What constitiutes a good death?
It's not a one-size-fits-all, prescriptive answer like many people think.
My RE class (who are studying euthanasia at the moment - the inspiration for this post) have conflicting ideas.
Most of them think dying in your sleep would be 'a good death.' But in Medieval times people used to pray not to die when they were asleep because they thought Satan would take their soul.
The Angry Atheist thinks it would be nice to die 'when you were high. Like a Jamaican.' Despite the shocking racial stereotype there, I don't think I agree.
Alice Arnold says she's going to die from Consumption like a Dickensian heroine, or go mad with love and fall into a river. I like it - but I doubt she's being completely serious.
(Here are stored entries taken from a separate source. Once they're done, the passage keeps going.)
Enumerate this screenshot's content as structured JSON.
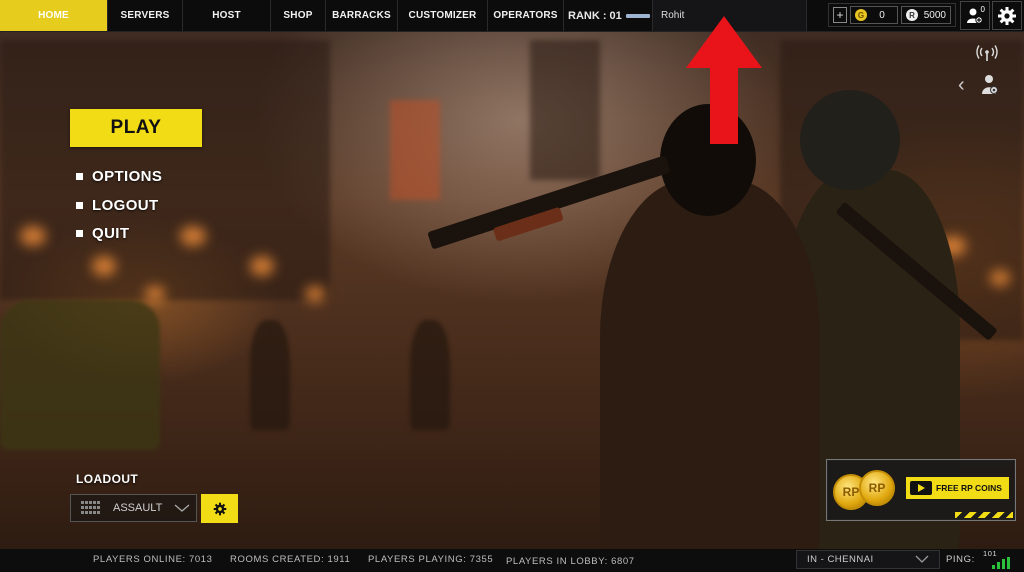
{
  "nav": {
    "items": [
      {
        "label": "HOME",
        "active": true
      },
      {
        "label": "SERVERS",
        "active": false
      },
      {
        "label": "HOST",
        "active": false
      },
      {
        "label": "SHOP",
        "active": false
      },
      {
        "label": "BARRACKS",
        "active": false
      },
      {
        "label": "CUSTOMIZER",
        "active": false
      },
      {
        "label": "OPERATORS",
        "active": false
      }
    ],
    "active_color": "#e6cc1c"
  },
  "profile": {
    "rank_label": "RANK : 01",
    "player_name": "Rohit"
  },
  "currency": {
    "plus_label": "+",
    "gold_symbol": "G",
    "gold_value": "0",
    "rp_symbol": "R",
    "rp_value": "5000"
  },
  "friends": {
    "count": "0",
    "icon": "friends-icon"
  },
  "settings": {
    "icon": "gear-icon"
  },
  "main_menu": {
    "play_label": "PLAY",
    "items": [
      "OPTIONS",
      "LOGOUT",
      "QUIT"
    ]
  },
  "loadout": {
    "title": "LOADOUT",
    "selected": "ASSAULT"
  },
  "rp_banner": {
    "coin_label": "RP",
    "cta_label": "FREE RP COINS"
  },
  "status": {
    "players_online": "PLAYERS ONLINE: 7013",
    "rooms_created": "ROOMS CREATED: 1911",
    "players_playing": "PLAYERS PLAYING: 7355",
    "players_in_lobby": "PLAYERS IN LOBBY: 6807",
    "region": "IN - CHENNAI",
    "ping_label": "PING:",
    "ping_value": "101"
  },
  "colors": {
    "accent_yellow": "#f2dc16",
    "arrow_red": "#e8141a",
    "ping_green": "#29c23a"
  }
}
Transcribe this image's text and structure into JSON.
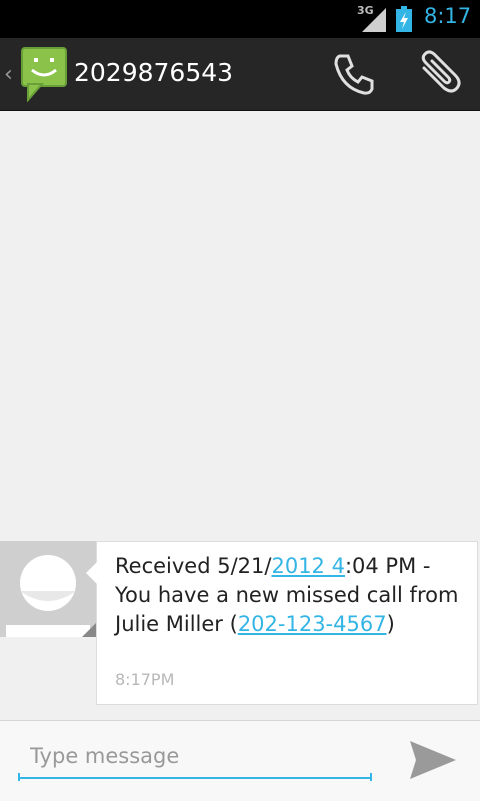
{
  "status_bar": {
    "network": "3G",
    "time": "8:17",
    "battery_level": 0.8
  },
  "action_bar": {
    "contact_number": "2029876543",
    "icons": {
      "back": "chevron-left-icon",
      "app": "messaging-smiley-icon",
      "call": "phone-icon",
      "attach": "paperclip-icon"
    }
  },
  "conversation": {
    "messages": [
      {
        "text_parts": [
          "Received 5/21/",
          "2012 4",
          ":04 PM - You have a new missed call from Julie Miller (",
          "202-123-4567",
          ")"
        ],
        "time": "8:17PM"
      }
    ]
  },
  "compose": {
    "placeholder": "Type message",
    "value": ""
  },
  "colors": {
    "accent": "#33b5e5",
    "action_bar": "#262626",
    "status_bar": "#000000",
    "background": "#f0f0f0"
  }
}
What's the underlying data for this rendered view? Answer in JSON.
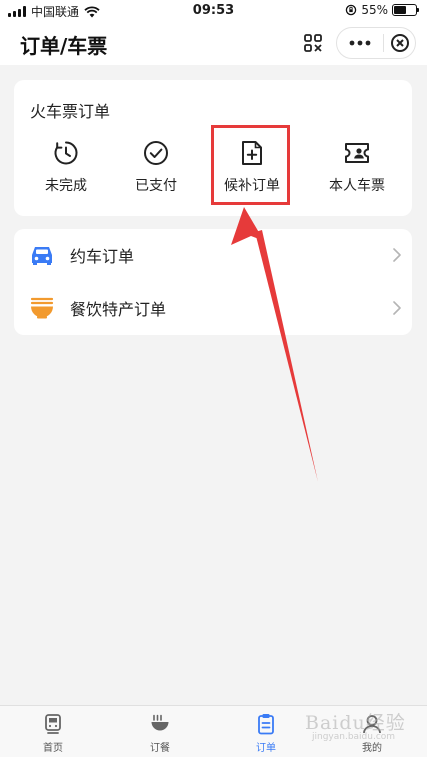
{
  "status_bar": {
    "carrier": "中国联通",
    "time": "09:53",
    "battery": "55%",
    "battery_level": 0.55
  },
  "nav": {
    "title": "订单/车票",
    "icons": [
      "scan-icon",
      "more-icon",
      "close-icon"
    ]
  },
  "train_card": {
    "title": "火车票订单",
    "entries": [
      {
        "label": "未完成",
        "icon": "clock-icon"
      },
      {
        "label": "已支付",
        "icon": "check-circle-icon"
      },
      {
        "label": "候补订单",
        "icon": "document-plus-icon"
      },
      {
        "label": "本人车票",
        "icon": "id-ticket-icon"
      }
    ]
  },
  "list": [
    {
      "label": "约车订单",
      "icon": "car-icon",
      "icon_color": "#3a7bf5"
    },
    {
      "label": "餐饮特产订单",
      "icon": "noodle-bowl-icon",
      "icon_color": "#f29a2e"
    }
  ],
  "tabbar": {
    "tabs": [
      {
        "label": "首页",
        "icon": "train-icon"
      },
      {
        "label": "订餐",
        "icon": "bowl-icon"
      },
      {
        "label": "订单",
        "icon": "clipboard-icon",
        "active": true
      },
      {
        "label": "我的",
        "icon": "user-icon"
      }
    ]
  },
  "annotation": {
    "color": "#e63a3a"
  },
  "watermark": {
    "text": "Baidu经验",
    "sub": "jingyan.baidu.com"
  },
  "colors": {
    "accent": "#3a7bf5",
    "highlight": "#e63a3a",
    "background": "#f3f3f3"
  }
}
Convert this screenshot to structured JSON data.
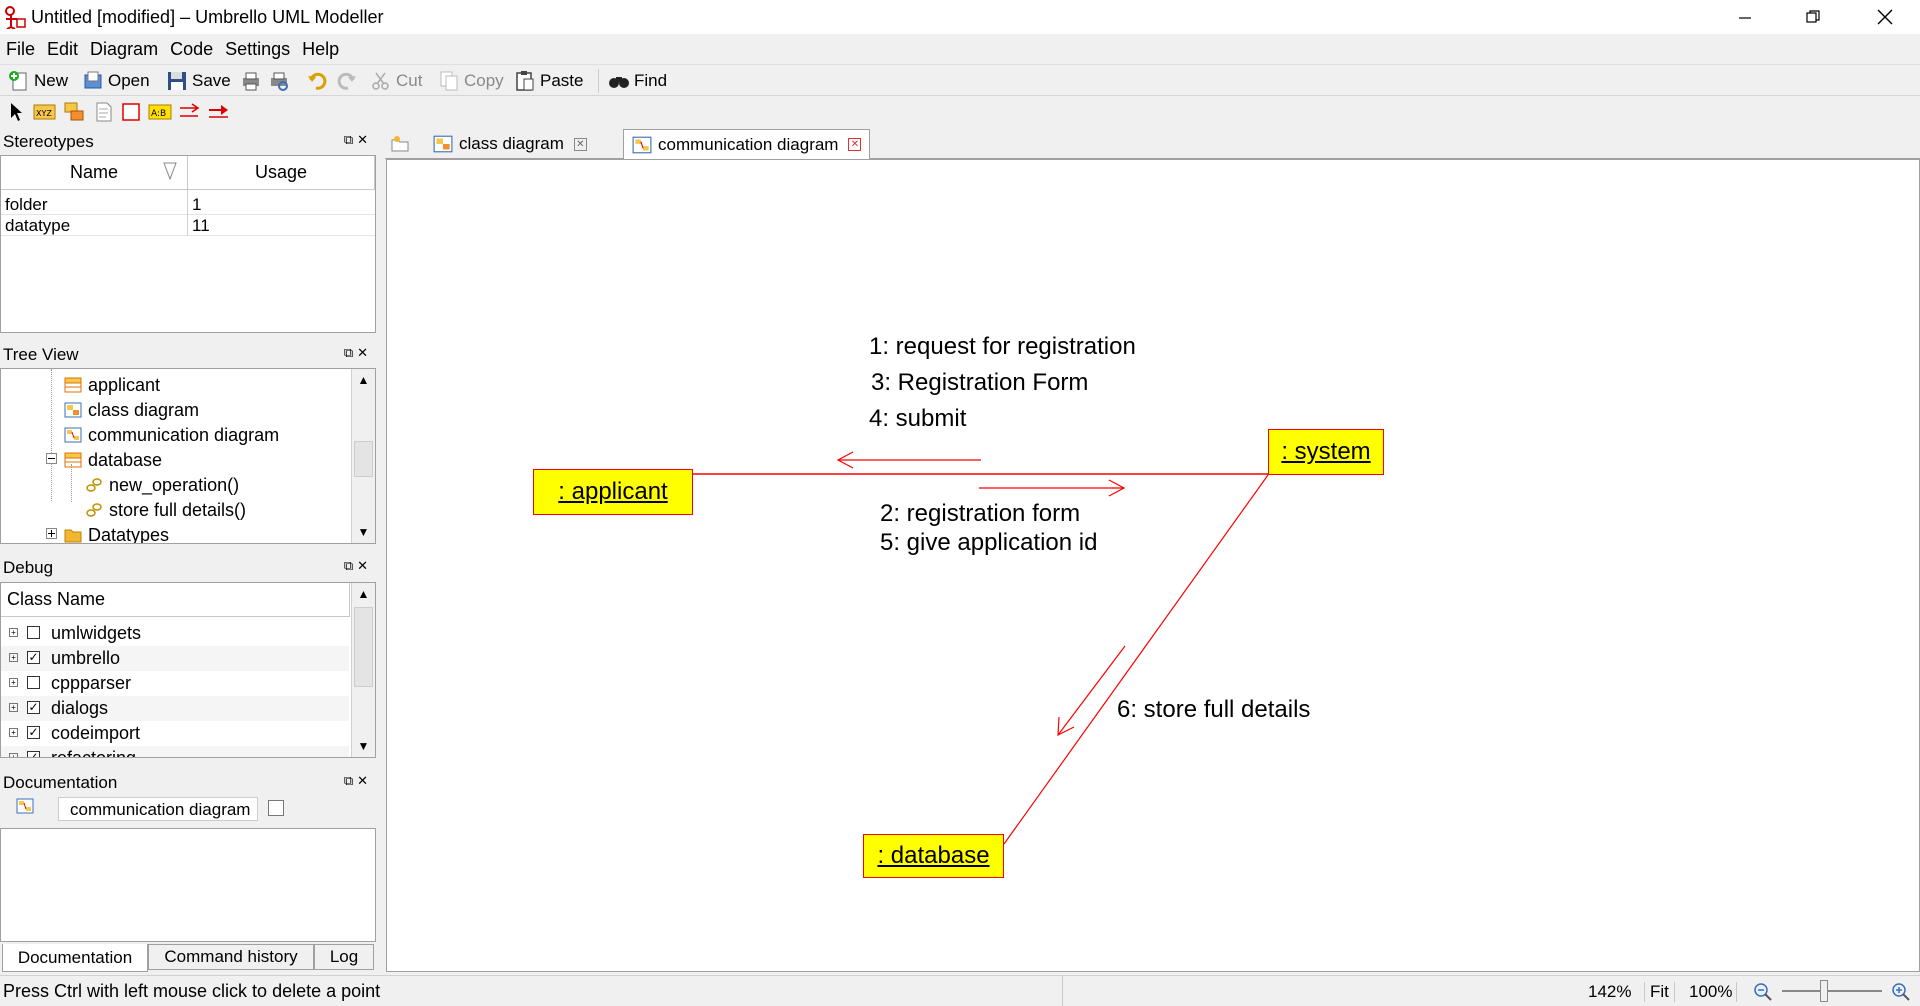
{
  "window": {
    "title": "Untitled [modified] – Umbrello UML Modeller",
    "controls": [
      "minimize",
      "restore",
      "close"
    ]
  },
  "menu": [
    "File",
    "Edit",
    "Diagram",
    "Code",
    "Settings",
    "Help"
  ],
  "toolbar": {
    "new": "New",
    "open": "Open",
    "save": "Save",
    "cut": "Cut",
    "copy": "Copy",
    "paste": "Paste",
    "find": "Find"
  },
  "stereotypes": {
    "title": "Stereotypes",
    "col_name": "Name",
    "col_usage": "Usage",
    "rows": [
      {
        "name": "folder",
        "usage": "1"
      },
      {
        "name": "datatype",
        "usage": "11"
      }
    ]
  },
  "tree": {
    "title": "Tree View",
    "items": [
      "applicant",
      "class diagram",
      "communication diagram",
      "database",
      "new_operation()",
      "store full details()",
      "Datatypes"
    ]
  },
  "debug": {
    "title": "Debug",
    "col": "Class Name",
    "rows": [
      {
        "label": "umlwidgets",
        "checked": false
      },
      {
        "label": "umbrello",
        "checked": true
      },
      {
        "label": "cppparser",
        "checked": false
      },
      {
        "label": "dialogs",
        "checked": true
      },
      {
        "label": "codeimport",
        "checked": true
      },
      {
        "label": "refactoring",
        "checked": true
      }
    ]
  },
  "documentation": {
    "title": "Documentation",
    "field": "communication diagram",
    "tabs": [
      "Documentation",
      "Command history",
      "Log"
    ]
  },
  "tabs": [
    {
      "label": "class diagram",
      "active": false
    },
    {
      "label": "communication diagram",
      "active": true
    }
  ],
  "diagram": {
    "objects": {
      "applicant": ": applicant",
      "system": ": system",
      "database": ": database"
    },
    "messages": {
      "m1": "1: request for registration",
      "m3": "3: Registration Form",
      "m4": "4: submit",
      "m2": "2: registration form",
      "m5": "5: give application id",
      "m6": "6: store full details"
    },
    "colors": {
      "object_fill": "#ffff00",
      "line": "#ff0000"
    }
  },
  "status": {
    "message": "Press Ctrl with left mouse click to delete a point",
    "zoom": "142%",
    "fit": "Fit",
    "reset": "100%"
  }
}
I know a girl who thinks that it would be nice to die in place of someone you love. Stupid. In the words of Jeremy Bentham (Act Utilitarianist), don't think that a man will ever lift their finger without the prospect of a reward for themselves.
And what do I think?
Well, when they got to me, I wasn't really sure. I only know a few things:
1) The quote "Do not go gentle into that good night/ Rage, rage against the dying of the light," made me cry when I first heard it. That whole poem, a man urging his Father to not slip acceptingly into death really changed my views about the definition of making a good end.
2) There is a passage in The Book Thief where Max Vandenberg watches his dying Uncle lie and wait for death, and he decides that "Death will feel my fist in his face when he captures me." I like that.
That's all I could really say. I think that I want to die brilliantly. I don't want to die acceptingly, I don't want to wait for death, I don't want to give up until I have to.
So maybe I don't want to die in my sleep. I don't think that's a very good death.